Женщина метнулась к нему, взяла коробку у Леона и попятилась в свой стеклянный чулан, не сводя с него глаз – как мурена с добычей в коралловый риф. У Леона был единственный выход – последовать за ней. Он вошёл в луковый угар и смотрел, как она ставит коробку на кухонный стол, достаёт оттуда пострадавшие клубничные пирожные, укладывает их на тарелку в цветочек, усердно выправляет их своими набухшими пальцами и громоздит упавшие ягоды обратно на ванильный крем. Он дышал луковым смрадом её берлоги и сладковатым запахом её юбки на круглом теле, глядел на красную помаду, которая собиралась в скорбных морщинках её губ, на раскрашенную статуэтку мадонны на домашнем алтаре и на горящую свечу перед портретом её мужа в сержантской форме, на кружевную накидку на мягком кресле и в закопчённый угол над печкой, вслушиваясь в потрескивание угля и сосредоточенное сопение мадам Россето.

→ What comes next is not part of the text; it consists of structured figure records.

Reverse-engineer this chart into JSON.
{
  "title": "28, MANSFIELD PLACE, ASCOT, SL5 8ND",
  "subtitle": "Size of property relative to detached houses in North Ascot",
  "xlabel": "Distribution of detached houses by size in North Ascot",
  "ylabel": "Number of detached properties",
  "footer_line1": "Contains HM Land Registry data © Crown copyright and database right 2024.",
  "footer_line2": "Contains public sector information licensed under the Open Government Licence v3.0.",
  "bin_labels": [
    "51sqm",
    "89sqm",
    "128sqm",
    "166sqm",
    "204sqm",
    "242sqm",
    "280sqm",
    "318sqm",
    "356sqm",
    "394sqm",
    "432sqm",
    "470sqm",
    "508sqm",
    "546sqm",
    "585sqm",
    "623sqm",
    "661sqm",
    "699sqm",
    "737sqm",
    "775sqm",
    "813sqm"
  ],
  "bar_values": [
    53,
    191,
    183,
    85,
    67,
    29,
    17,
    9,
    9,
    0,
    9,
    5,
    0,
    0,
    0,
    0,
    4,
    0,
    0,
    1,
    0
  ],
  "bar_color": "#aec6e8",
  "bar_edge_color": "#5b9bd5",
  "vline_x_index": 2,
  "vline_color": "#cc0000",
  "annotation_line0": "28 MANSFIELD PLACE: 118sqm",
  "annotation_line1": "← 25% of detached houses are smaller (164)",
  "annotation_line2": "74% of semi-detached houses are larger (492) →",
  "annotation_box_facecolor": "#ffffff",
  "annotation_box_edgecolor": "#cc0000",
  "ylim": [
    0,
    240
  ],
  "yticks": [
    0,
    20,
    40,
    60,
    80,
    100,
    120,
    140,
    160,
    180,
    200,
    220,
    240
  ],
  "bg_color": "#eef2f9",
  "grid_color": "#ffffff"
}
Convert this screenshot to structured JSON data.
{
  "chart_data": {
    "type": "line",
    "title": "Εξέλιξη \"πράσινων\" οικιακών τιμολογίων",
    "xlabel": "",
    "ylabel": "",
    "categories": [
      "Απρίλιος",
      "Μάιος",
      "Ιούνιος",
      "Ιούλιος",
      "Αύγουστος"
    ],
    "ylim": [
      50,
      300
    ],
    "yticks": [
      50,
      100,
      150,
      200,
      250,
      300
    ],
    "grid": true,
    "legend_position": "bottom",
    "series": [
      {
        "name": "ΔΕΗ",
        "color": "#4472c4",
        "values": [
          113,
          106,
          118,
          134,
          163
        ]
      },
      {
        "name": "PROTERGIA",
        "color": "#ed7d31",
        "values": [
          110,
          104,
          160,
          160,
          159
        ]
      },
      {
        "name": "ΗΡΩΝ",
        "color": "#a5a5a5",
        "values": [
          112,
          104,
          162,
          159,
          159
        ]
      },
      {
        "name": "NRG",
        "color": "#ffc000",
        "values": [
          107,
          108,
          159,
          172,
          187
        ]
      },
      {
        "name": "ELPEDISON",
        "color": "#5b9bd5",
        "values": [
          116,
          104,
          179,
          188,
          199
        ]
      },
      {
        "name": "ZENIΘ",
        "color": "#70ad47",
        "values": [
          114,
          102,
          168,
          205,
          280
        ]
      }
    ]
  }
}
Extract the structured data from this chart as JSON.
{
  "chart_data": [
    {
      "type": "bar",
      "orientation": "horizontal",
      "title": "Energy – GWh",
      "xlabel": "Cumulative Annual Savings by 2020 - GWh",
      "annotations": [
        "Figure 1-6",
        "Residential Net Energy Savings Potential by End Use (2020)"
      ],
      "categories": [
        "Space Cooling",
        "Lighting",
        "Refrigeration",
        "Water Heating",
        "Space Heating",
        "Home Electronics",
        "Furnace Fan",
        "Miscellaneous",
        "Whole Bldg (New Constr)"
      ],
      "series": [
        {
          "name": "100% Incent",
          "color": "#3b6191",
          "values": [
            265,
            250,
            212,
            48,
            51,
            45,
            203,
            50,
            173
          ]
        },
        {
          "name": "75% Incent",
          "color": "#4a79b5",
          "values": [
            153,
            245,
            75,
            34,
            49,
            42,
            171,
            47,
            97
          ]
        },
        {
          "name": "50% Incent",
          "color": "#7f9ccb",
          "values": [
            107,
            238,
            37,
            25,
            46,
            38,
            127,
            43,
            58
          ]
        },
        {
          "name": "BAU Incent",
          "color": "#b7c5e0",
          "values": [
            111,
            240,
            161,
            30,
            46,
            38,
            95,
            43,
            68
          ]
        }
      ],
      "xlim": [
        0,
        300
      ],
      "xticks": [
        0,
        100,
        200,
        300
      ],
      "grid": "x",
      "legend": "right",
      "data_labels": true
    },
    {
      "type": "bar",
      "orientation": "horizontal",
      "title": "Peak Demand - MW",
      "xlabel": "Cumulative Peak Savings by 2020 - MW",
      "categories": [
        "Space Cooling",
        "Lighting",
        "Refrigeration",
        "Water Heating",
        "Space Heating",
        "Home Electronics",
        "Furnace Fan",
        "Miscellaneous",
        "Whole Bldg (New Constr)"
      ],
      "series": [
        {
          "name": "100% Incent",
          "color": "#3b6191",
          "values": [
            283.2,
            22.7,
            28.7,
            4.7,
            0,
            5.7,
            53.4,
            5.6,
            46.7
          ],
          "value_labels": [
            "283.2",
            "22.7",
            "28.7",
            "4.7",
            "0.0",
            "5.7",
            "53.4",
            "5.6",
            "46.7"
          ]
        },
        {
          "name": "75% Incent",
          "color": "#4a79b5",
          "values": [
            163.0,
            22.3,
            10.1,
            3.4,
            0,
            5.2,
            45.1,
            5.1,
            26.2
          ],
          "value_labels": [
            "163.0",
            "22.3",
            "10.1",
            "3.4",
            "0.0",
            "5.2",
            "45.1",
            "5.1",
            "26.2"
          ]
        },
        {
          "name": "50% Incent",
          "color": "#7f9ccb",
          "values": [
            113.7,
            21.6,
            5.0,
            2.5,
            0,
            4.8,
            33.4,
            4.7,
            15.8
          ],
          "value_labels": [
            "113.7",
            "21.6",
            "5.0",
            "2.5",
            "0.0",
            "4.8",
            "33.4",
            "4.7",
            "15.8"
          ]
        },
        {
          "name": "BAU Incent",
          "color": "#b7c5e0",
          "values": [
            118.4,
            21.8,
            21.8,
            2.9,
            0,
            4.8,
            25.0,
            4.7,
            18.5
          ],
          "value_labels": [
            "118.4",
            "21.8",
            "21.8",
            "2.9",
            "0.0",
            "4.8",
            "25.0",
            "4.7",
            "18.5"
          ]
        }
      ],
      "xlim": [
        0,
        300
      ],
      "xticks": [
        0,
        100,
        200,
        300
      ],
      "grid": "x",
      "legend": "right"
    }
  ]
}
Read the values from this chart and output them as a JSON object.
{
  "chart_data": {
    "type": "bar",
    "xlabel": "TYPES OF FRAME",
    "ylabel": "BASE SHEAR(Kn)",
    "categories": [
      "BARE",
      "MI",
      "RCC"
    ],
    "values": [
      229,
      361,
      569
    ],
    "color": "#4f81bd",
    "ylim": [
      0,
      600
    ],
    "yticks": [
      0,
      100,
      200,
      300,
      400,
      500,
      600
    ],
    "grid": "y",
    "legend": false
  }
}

Тяжёлая штора отделяла жилое помещение от спальной каморки, где в скрипучих железных кроватках каждую ночь подрастали на четверть миллиметра её дочки в спокойной уверенности, что в не столь далёком будущем они расцветут в прекрасных девушек и при первой же возможности навсегда сбегут от своей матери. Кинутся за любовником, который пообещает им шёлковое бельё, или наймутся на службу к какой-нибудь даме, которая возьмёт их с собой горничными в Нейи. А мадам Россето останется одна, ещё долго будет жить в своём чулане, ожидая всё более редких визитов дочек, пока однажды не заболеет отчего-нибудь, притащится в больницу и немногим позже, взглянув последний раз на подтёк на потолке, смиренно и без сопротивления исчезнет из этого мира.

Консьержка посыпала пирожные сахарной пудрой, чтобы прикрыть наиболее очевидный ущерб, вытерла руки о фартук и посмотрела на него взглядом, в котором читались незлобивость и ранимость измученного существа.

– Вот, месьё Ле Галль, лучше не получится.

– Я вам очень благодарен.

– Вам надо идти, жена вас ждёт.

– Да.

– Уже давно.

– Действительно.

– Два часа, вы так припозднились сегодня.

– Да.

– Я не припомню, чтоб вы возвращались так поздно. Мадам, наверное, волнуется.

– Вы правы.

– Но главное – ничего не случилось. Сейчас я брошу на сковородку говяжью печёнку. Я сама всегда ем только тогда, когда дети уже спят и я могу быть за них спокойна. Вы любите печёнку в винном соусе, месьё Лё Галль?

– Очень даже.

– А жаренную картошку с розмарином?

– Ради этого я готов бежать километры.

– При этом у вас дома есть всё, что нужно, вы счастливчик. С вами точно ничего не случилось?

– Нет, что вы. Что может со мной случиться. Мне пора.

– Конечно, мадам ждёт, а я вас задерживаю здесь своими шутками про печёнку.

– Ах, мадам Россето, не говорите так. Говяжья печёнка в винном соусе – это не шутка. Это очень серьёзная вещь. Особенно если в игру вступает жареный картофель в розмарине.

– Как вы красиво говорите, месьё Лё Галль! Вы культурный человек, я всегда повторяла. Вы точно не хотите попробовать? Я быстро?

– Звучит заманчиво, но…

– Мадам конечно же приготовила вам ужин. А я задерживаю вас своей болтовнёй.

– Как-нибудь в другой раз.

– Она конечно же волнуется.

– Мне пора.

– Хорошего вечера и передайте мадам большой привет!